Antihypertensive treatment reduces LV mass and decreases the prevalence of LV hypertrophy and concentric LV remodeling. Additional control of Doppler stroke volume potentiates the effect of BP reduction on LV mass regression independent of the BP reduction per se.
高血压患者有不同类型的左心室(LV)几何形态,但血压(BP)降低对抗高血压治疗期间LV几何形态变化的影响仍不清楚。
在853例未经药物治疗的II至III期高血压患者中,在基线时记录二维和M型超声心动图,并在安慰剂治疗14天后通过心电图确定LV肥厚(康奈尔电压持续时间>或=2440 mV×ms或改良的索科洛夫-里昂标准:SV1 + RV5/RV6>38 mV)。在用氯沙坦或阿替洛尔进行1年盲法治疗后进行随访超声心动图检查,在某些情况下补充噻嗪类和钙拮抗剂以使血压目标达到140/90 mmHg。

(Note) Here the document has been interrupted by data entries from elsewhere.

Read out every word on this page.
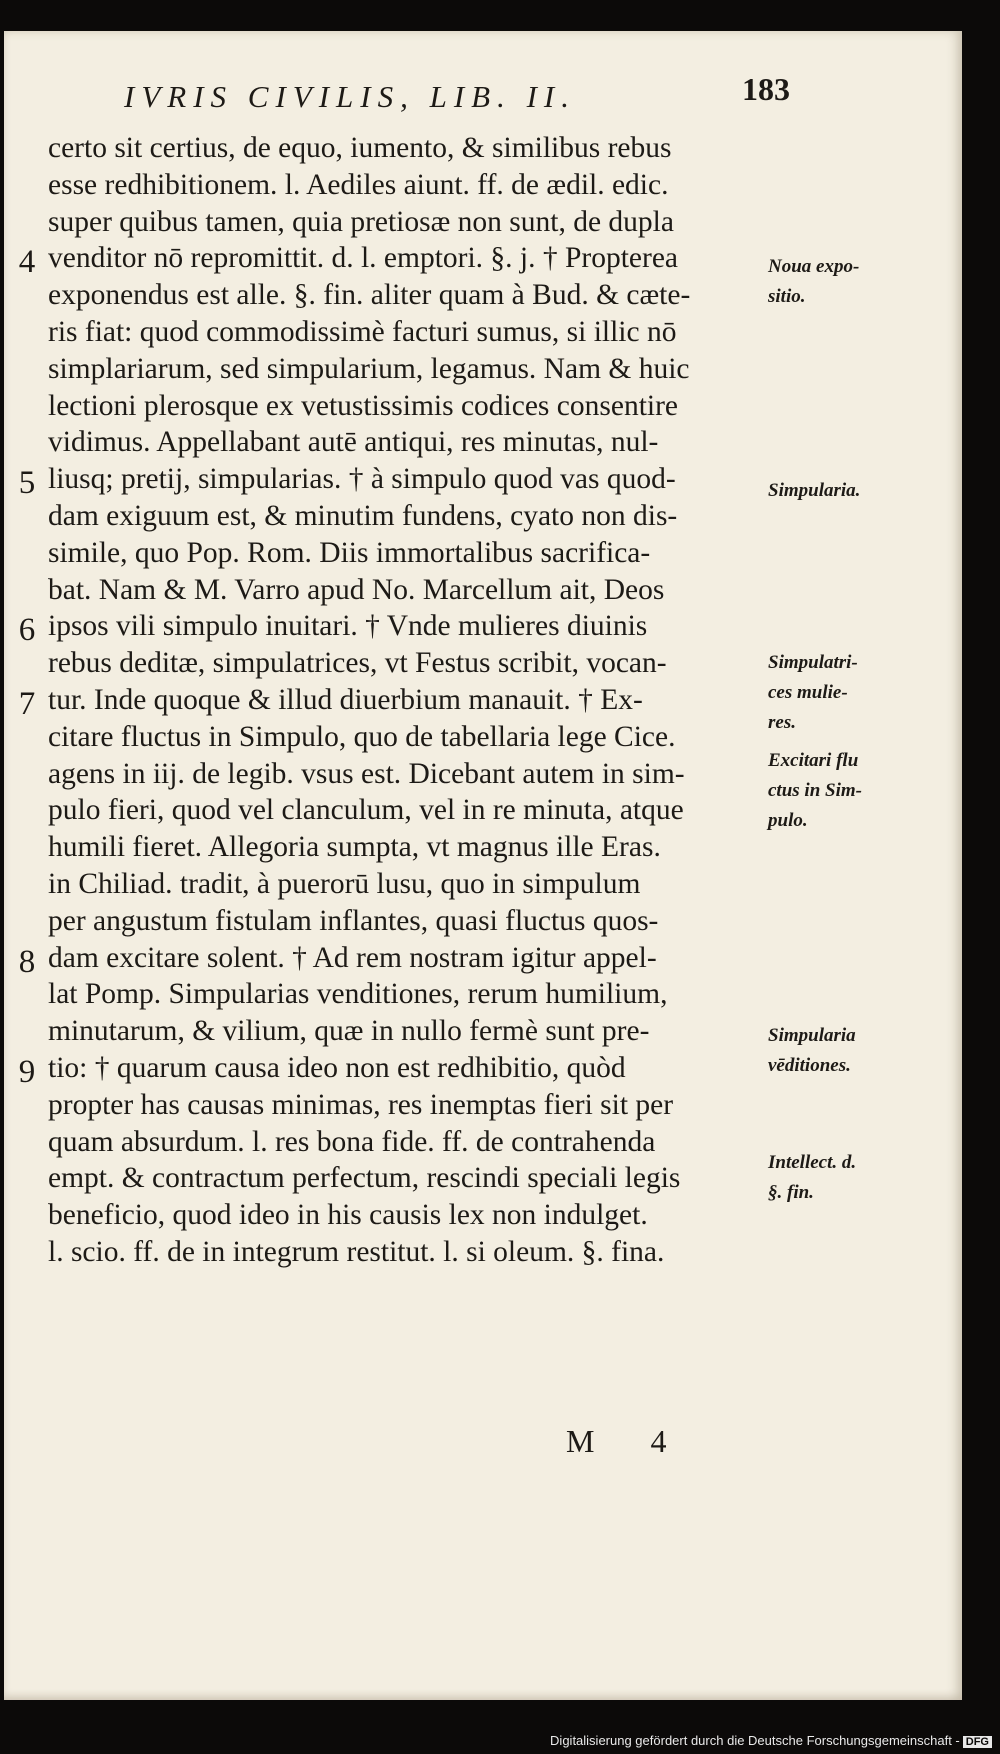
IVRIS CIVILIS, LIB. II.	183
certo sit certius, de equo, iumento, & similibus rebus
esse redhibitionem. l. Aediles aiunt. ff. de ædil. edic.
super quibus tamen, quia pretiosæ non sunt, de dupla
venditor nō repromittit. d. l. emptori. §. j. † Propterea
exponendus est alle. §. fin. aliter quam à Bud. & cæte-
ris fiat: quod commodissimè facturi sumus, si illic nō
simplariarum, sed simpularium, legamus. Nam & huic
lectioni plerosque ex vetustissimis codices consentire
vidimus. Appellabant autē antiqui, res minutas, nul-
liusq; pretij, simpularias. † à simpulo quod vas quod-
dam exiguum est, & minutim fundens, cyato non dis-
simile, quo Pop. Rom. Diis immortalibus sacrifica-
bat. Nam & M. Varro apud No. Marcellum ait, Deos
ipsos vili simpulo inuitari. † Vnde mulieres diuinis
rebus deditæ, simpulatrices, vt Festus scribit, vocan-
tur. Inde quoque & illud diuerbium manauit. † Ex-
citare fluctus in Simpulo, quo de tabellaria lege Cice.
agens in iij. de legib. vsus est. Dicebant autem in sim-
pulo fieri, quod vel clanculum, vel in re minuta, atque
humili fieret. Allegoria sumpta, vt magnus ille Eras.
in Chiliad. tradit, à puerorū lusu, quo in simpulum
per angustum fistulam inflantes, quasi fluctus quos-
dam excitare solent. † Ad rem nostram igitur appel-
lat Pomp. Simpularias venditiones, rerum humilium,
minutarum, & vilium, quæ in nullo fermè sunt pre-
tio: † quarum causa ideo non est redhibitio, quòd
propter has causas minimas, res inemptas fieri sit per
quam absurdum. l. res bona fide. ff. de contrahenda
empt. & contractum perfectum, rescindi speciali legis
beneficio, quod ideo in his causis lex non indulget.
l. scio. ff. de in integrum restitut. l. si oleum. §. fina.
4
5
6
7
8
9
Noua expo-
sitio.
Simpularia.
Simpulatri-
ces mulie-
res.
Excitari flu
ctus in Sim-
pulo.
Simpularia
vēditiones.
Intellect. d.
§. fin.
M 4
Digitalisierung gefördert durch die Deutsche Forschungsgemeinschaft - DFG
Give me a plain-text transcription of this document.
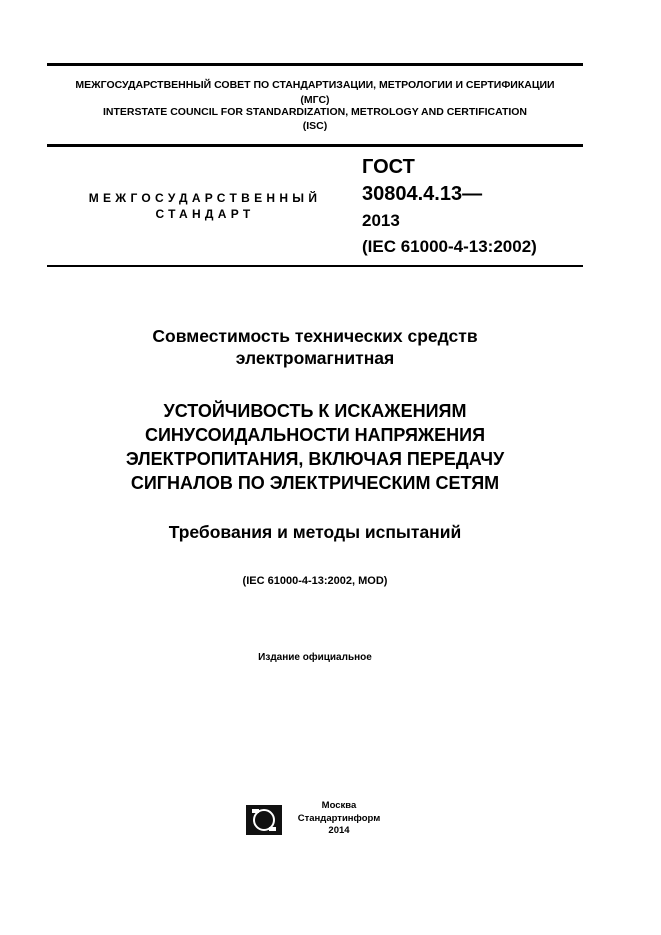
МЕЖГОСУДАРСТВЕННЫЙ СОВЕТ ПО СТАНДАРТИЗАЦИИ, МЕТРОЛОГИИ И СЕРТИФИКАЦИИ
(МГС)
INTERSTATE COUNCIL FOR STANDARDIZATION, METROLOGY AND CERTIFICATION
(ISC)
МЕЖГОСУДАРСТВЕННЫЙ
СТАНДАРТ
ГОСТ
30804.4.13—
2013
(IEC 61000-4-13:2002)
Совместимость технических средств
электромагнитная
УСТОЙЧИВОСТЬ К ИСКАЖЕНИЯМ
СИНУСОИДАЛЬНОСТИ НАПРЯЖЕНИЯ
ЭЛЕКТРОПИТАНИЯ, ВКЛЮЧАЯ ПЕРЕДАЧУ
СИГНАЛОВ ПО ЭЛЕКТРИЧЕСКИМ СЕТЯМ
Требования и методы испытаний
(IEC 61000-4-13:2002, MOD)
Издание официальное
Москва
Стандартинформ
2014
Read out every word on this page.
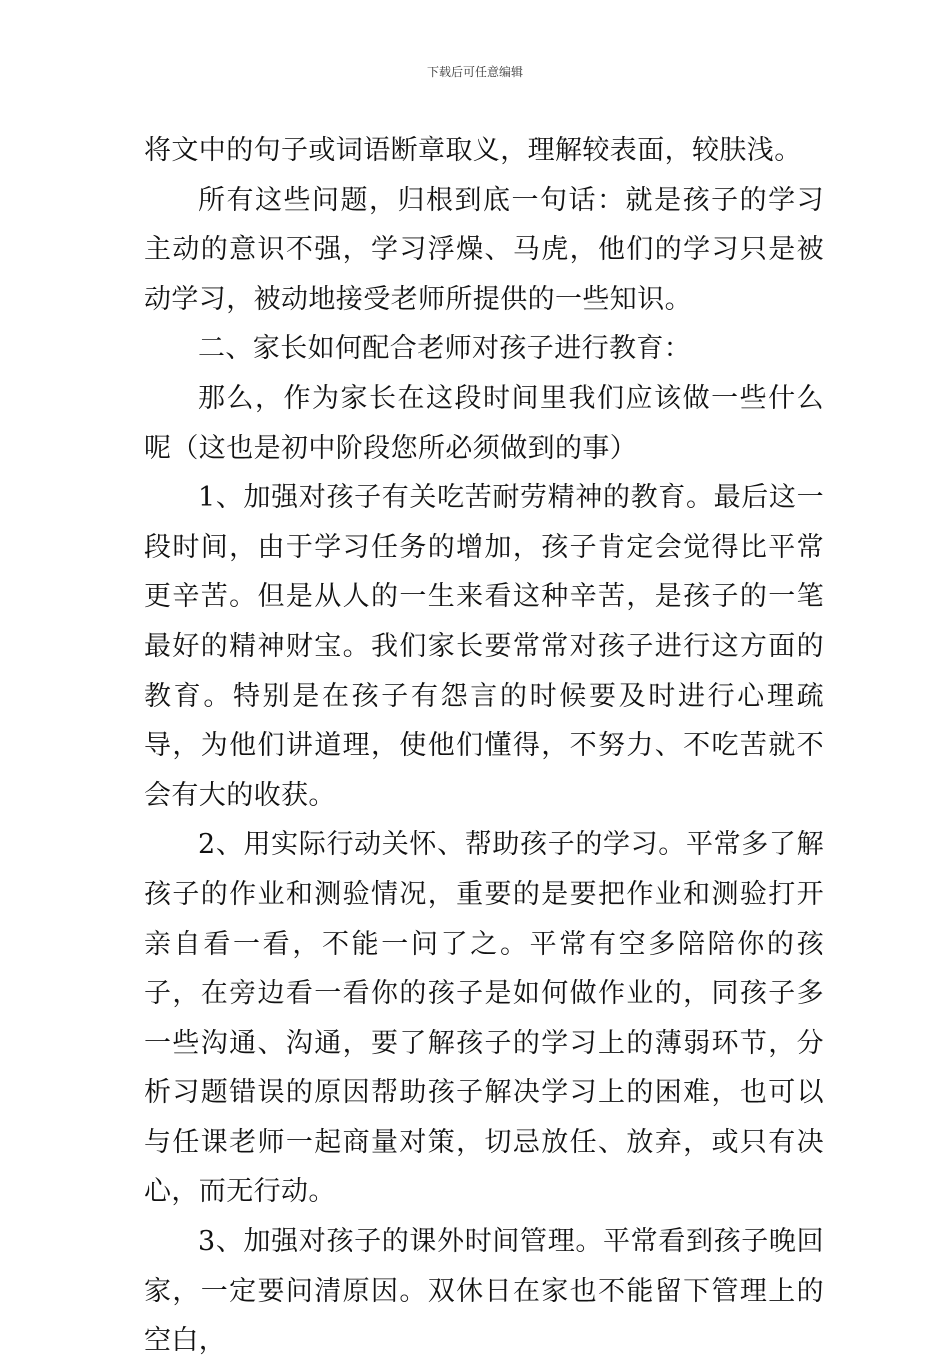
下载后可任意编辑

将文中的句子或词语断章取义，理解较表面，较肤浅。

所有这些问题，归根到底一句话：就是孩子的学习主动的意识不强，学习浮燥、马虎，他们的学习只是被动学习，被动地接受老师所提供的一些知识。

二、家长如何配合老师对孩子进行教育：

那么，作为家长在这段时间里我们应该做一些什么呢（这也是初中阶段您所必须做到的事）

1、加强对孩子有关吃苦耐劳精神的教育。最后这一段时间，由于学习任务的增加，孩子肯定会觉得比平常更辛苦。但是从人的一生来看这种辛苦，是孩子的一笔最好的精神财宝。我们家长要常常对孩子进行这方面的教育。特别是在孩子有怨言的时候要及时进行心理疏导，为他们讲道理，使他们懂得，不努力、不吃苦就不会有大的收获。

2、用实际行动关怀、帮助孩子的学习。平常多了解孩子的作业和测验情况，重要的是要把作业和测验打开亲自看一看，不能一问了之。平常有空多陪陪你的孩子，在旁边看一看你的孩子是如何做作业的，同孩子多一些沟通、沟通，要了解孩子的学习上的薄弱环节，分析习题错误的原因帮助孩子解决学习上的困难，也可以与任课老师一起商量对策，切忌放任、放弃，或只有决心，而无行动。

3、加强对孩子的课外时间管理。平常看到孩子晚回家，一定要问清原因。双休日在家也不能留下管理上的空白，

基线收缩压/舒张压从174±20/95±11降至151±19/84±11 mmHg。LV质量从234±56降至207±51 g,相对壁厚度从0.41±0.07降至0.38±0.06(所有P<.001)。同心性LV肥厚的患病率从24%降至6%,离心性LV肥厚从46%降至37%,同心性LV重构从10%降至6%;正常几何形态从20%增加到51%。发现向较低的LV质量和相对壁厚度转变,因为基线时约73%的同心性LV重构患者转变为正常几何形态模式,而基线时正常模式的患者中只有7%转变为同心性LV重构。基线时同心性LV肥厚的患者中,34%转变为离心性LV肥厚,而基线时离心性LV肥厚的患者中只有3%有同心性LV肥厚。此外,多元回归分析表明,多普勒每搏量减少是LV质量减少的显著相关因素(β=0.108,P<.001),与血压、心率变化和指定的药物治疗无关。
抗高血压治疗可降低LV质量并降低LV肥厚和同心性LV重构的患病率。对多普勒每搏量的额外控制可增强血压降低对LV质量回归的作用,而与血压降低本身无关。